4.2. La Corte d’appello, attenendosi a tale principio, non ha negato che spetti al ‹‹socio succeduto a società estinta›› la legittimazione ad impugnare, ma ha, ben diversamente, deciso sulla base della prospettazione dell’appello e, segnatamente, della qualità che l’appellante in quell’atto dichiarava di rivestire (‹‹socio accomandatario e legale rappresentante della società…››), che non faceva menzione di quella successione e che lasciava presumere che si stesse proponendo impugnazione nella qualità di socio illimitatamente responsabile e di legale rappresentante della s.a.s., qualità diversa da quella di socio subentrato alla società estinta, che, sola, avrebbe potuto legittimare a proporre il gravame.
In altri termini, il giudice d’appello si è posto il problema della legittimazione ad impugnare, riferita alla veste, dichiarata nell’atto di gravame, di socio accomandatario e legale rappresentante di una società ancora esistente, e non a quella, non dedotta, di socio succeduto alla s.a.s. estinta, ed ha, del tutto correttamente, escluso tale legittimazione, sul rilievo che la veste indicata nell’atto introduttivo del giudizio di appello identificava un soggetto (il socio e legale rappresentante) distinto dal socio succeduto alla società cancellata dal registro delle imprese, in tal modo evidenziando che non sussisteva un problema di prova di tale veste, quanto piuttosto di allegazione o, meglio, di idoneità della qualità spesa nell’atto di appello a legittimare l’impugnazione.
4.3. Alla stregua delle considerazioni svolte è del tutto evidente che la sentenza impugnata si sottrae a tutte le censure svolte con il motivo in esame.

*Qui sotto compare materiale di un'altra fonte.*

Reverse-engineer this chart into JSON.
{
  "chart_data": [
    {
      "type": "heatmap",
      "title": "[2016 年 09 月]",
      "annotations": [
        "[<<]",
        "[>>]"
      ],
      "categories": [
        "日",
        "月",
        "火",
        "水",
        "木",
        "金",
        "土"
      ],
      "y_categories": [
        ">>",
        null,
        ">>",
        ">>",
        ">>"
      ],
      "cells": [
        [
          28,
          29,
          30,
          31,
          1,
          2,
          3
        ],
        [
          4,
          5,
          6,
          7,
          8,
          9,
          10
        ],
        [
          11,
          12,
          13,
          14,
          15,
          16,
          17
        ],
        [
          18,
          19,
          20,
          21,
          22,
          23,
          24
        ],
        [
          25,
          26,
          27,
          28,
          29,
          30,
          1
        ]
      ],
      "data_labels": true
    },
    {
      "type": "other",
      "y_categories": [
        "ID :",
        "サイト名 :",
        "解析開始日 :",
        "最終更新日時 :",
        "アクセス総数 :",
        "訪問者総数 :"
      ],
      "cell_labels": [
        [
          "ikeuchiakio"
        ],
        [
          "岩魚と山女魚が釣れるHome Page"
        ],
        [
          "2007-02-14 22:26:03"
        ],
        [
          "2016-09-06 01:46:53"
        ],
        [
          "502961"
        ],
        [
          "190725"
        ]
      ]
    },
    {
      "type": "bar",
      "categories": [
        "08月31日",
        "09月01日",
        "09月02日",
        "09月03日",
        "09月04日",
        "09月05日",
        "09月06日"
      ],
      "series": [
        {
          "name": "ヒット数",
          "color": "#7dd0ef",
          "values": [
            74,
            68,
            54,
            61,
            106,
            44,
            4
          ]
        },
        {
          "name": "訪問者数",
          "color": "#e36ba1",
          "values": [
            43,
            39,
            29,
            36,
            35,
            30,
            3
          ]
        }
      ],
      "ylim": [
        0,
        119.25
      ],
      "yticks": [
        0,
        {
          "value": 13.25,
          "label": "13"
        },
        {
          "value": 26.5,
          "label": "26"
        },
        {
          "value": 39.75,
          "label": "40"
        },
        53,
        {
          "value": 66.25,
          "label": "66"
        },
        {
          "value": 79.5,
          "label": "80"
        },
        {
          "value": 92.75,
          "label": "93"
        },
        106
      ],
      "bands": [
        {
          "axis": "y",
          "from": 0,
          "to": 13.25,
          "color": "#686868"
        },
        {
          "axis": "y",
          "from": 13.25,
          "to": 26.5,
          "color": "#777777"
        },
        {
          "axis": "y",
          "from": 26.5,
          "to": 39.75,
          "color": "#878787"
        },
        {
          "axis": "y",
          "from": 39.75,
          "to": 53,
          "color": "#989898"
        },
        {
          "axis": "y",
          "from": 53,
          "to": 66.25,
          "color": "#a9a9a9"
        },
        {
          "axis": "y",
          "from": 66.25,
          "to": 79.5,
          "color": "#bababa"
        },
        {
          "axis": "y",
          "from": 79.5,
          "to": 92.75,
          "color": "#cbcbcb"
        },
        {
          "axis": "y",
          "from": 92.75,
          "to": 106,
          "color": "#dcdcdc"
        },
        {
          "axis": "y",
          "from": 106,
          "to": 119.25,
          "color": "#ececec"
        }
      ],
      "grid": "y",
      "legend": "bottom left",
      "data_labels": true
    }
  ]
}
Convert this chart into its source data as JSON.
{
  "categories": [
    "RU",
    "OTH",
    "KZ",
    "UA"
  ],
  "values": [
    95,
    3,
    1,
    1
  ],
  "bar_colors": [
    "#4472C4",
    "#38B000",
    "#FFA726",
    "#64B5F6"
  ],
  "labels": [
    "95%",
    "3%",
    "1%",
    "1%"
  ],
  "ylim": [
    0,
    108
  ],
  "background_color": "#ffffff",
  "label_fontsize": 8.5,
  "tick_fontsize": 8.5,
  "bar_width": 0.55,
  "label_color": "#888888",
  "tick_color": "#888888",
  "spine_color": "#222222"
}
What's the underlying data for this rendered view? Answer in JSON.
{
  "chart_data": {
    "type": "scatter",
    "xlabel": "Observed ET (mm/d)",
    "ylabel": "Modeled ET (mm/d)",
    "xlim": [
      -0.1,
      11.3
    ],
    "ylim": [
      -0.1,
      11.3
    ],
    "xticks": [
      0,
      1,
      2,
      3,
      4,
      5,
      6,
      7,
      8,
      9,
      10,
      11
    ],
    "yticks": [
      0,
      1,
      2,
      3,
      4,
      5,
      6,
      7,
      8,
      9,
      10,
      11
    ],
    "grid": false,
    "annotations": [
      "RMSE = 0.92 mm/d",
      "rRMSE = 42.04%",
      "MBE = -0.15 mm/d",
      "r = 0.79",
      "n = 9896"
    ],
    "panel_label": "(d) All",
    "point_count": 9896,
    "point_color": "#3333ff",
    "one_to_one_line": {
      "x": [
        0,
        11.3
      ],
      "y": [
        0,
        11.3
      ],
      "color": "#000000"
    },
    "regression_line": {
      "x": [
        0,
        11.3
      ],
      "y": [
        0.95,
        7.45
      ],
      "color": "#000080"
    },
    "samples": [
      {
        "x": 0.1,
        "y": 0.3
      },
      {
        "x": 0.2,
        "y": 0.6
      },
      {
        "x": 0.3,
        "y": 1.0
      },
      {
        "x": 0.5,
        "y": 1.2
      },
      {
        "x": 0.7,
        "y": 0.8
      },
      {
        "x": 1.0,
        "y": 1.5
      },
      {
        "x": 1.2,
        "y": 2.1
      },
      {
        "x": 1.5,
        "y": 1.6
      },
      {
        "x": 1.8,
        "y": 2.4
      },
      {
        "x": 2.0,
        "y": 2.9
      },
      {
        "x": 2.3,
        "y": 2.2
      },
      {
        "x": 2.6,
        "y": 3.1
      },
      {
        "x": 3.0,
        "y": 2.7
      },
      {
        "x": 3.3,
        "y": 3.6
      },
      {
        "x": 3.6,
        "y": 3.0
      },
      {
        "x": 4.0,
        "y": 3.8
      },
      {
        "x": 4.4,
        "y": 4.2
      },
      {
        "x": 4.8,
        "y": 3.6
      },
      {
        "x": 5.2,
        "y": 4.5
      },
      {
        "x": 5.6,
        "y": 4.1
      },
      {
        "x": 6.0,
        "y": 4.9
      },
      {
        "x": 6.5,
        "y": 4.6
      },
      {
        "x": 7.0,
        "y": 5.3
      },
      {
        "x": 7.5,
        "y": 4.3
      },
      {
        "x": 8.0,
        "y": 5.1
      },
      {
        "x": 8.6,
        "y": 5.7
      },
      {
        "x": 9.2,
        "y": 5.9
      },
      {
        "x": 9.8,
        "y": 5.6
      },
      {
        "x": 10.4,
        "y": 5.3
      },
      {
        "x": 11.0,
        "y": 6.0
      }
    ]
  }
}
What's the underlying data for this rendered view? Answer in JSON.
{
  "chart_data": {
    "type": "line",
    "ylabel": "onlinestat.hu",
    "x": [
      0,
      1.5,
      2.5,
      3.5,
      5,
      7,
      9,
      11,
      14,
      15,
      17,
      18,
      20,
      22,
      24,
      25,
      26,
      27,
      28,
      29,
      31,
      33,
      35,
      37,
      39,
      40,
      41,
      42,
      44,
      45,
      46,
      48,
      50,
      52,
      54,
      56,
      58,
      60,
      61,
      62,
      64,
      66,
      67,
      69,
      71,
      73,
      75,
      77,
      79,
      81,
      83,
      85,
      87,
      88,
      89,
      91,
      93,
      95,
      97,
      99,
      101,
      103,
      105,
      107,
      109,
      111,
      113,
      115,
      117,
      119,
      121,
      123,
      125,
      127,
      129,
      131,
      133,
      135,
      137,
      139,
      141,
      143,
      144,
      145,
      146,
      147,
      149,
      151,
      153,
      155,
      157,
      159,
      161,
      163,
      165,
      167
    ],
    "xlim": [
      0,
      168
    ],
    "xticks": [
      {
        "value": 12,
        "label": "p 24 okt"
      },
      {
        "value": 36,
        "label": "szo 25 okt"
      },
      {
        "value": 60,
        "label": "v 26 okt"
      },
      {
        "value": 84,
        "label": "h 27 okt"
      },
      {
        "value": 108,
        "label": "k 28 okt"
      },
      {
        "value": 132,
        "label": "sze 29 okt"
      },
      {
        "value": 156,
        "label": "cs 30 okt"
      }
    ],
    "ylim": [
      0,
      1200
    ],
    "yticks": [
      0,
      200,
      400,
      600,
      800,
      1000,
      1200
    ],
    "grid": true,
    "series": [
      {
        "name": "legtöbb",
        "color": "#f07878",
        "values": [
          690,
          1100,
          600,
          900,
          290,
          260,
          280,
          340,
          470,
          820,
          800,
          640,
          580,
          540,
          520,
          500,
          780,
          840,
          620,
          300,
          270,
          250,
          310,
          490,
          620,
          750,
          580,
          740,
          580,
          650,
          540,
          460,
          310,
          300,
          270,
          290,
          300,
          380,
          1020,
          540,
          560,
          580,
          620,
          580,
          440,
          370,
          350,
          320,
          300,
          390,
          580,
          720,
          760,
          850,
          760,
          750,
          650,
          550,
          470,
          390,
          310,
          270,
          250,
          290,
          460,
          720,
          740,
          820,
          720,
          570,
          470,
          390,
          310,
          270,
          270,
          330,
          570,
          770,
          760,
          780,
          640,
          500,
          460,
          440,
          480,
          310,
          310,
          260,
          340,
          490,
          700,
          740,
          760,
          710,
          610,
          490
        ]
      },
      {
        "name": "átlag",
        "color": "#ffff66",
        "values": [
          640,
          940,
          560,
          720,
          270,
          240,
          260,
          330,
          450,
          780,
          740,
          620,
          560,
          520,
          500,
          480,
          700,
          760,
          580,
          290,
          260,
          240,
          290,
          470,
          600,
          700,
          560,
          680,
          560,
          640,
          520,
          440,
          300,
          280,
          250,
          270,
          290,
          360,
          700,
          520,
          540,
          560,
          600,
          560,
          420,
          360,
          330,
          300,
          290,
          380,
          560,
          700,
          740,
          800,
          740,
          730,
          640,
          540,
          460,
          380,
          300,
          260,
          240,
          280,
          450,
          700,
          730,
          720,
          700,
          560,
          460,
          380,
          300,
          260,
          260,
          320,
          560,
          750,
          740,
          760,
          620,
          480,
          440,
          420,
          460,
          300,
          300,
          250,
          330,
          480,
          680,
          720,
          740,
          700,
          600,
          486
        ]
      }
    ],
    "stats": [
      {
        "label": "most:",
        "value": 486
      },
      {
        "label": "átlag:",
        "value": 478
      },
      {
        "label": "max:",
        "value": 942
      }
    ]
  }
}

La motivazione della sentenza non risulta, invero, illogica o contraddittoria, considerato che tale vizio ricorre solo quando essa contenga affermazioni tra loro inconciliabili, tali da non consentire la identificazione del procedimento logico - giuridico posto a base della decisione (Cass., sez. L, 17/08/2020, n. 17196), né incorre, per le ragioni sopra esposte, nella violazione degli artt. 2312 e 2495 cod. civ. e 2697 cod. civ.; va, parimenti, esclusa la denunciata violazione degli artt. 112, 115 e 116 cod. proc. civ., in quanto la rilevata inammissibilità dell’appello preclude l’esame del merito della controversia.
5. L’inammissibilità dell’appello consente di ritenere assorbita ogni altra questione, compresa quella concernente l’integrazione del contraddittorio, prospettata con il secondo motivo di ricorso; invero, solo ove l’appello fosse ammissibile, la prosecuzione del giudizio imporrebbe di verificare la ritualità ed integrità del contraddittorio instaurato con l’atto di appello.
6. Il ricorso proposto dal R. in proprio va, dunque, rigettato.
Le spese del giudizio di legittimità seguono la soccombenza e sono liquidate come in dispositivo.
P.Q.M.
La Corte dichiara inammissibile il ricorso proposto dal R. nella qualità di socio accomandatario ed ex rappresentante legale della società O.P. di R.G. 6 C. s.a.s.; rigetta il ricorso proposto dal R. in proprio.
Condanna il ricorrente al rimborso, in favore della controricorrente, delle spese del giudizio di legittimità, che liquida in euro 3.000,00 per compensi, oltre alle spese forfettarie nella misura del 15 per cento, agli esborsi, liquidati in euro 200,00, ed agli accessori di legge. Ai sensi dell’art. 13, comma 1-quater, del d.P.R. n. 115/2002, dà atto della sussistenza dei presupposti processuali per il versamento, da parte del ricorrente, dell’ulteriore importo a titolo di contributo unificato pari a quello previsto per il ricorso, a norma del comma 1- bis dello stesso art. 13, se dovuto.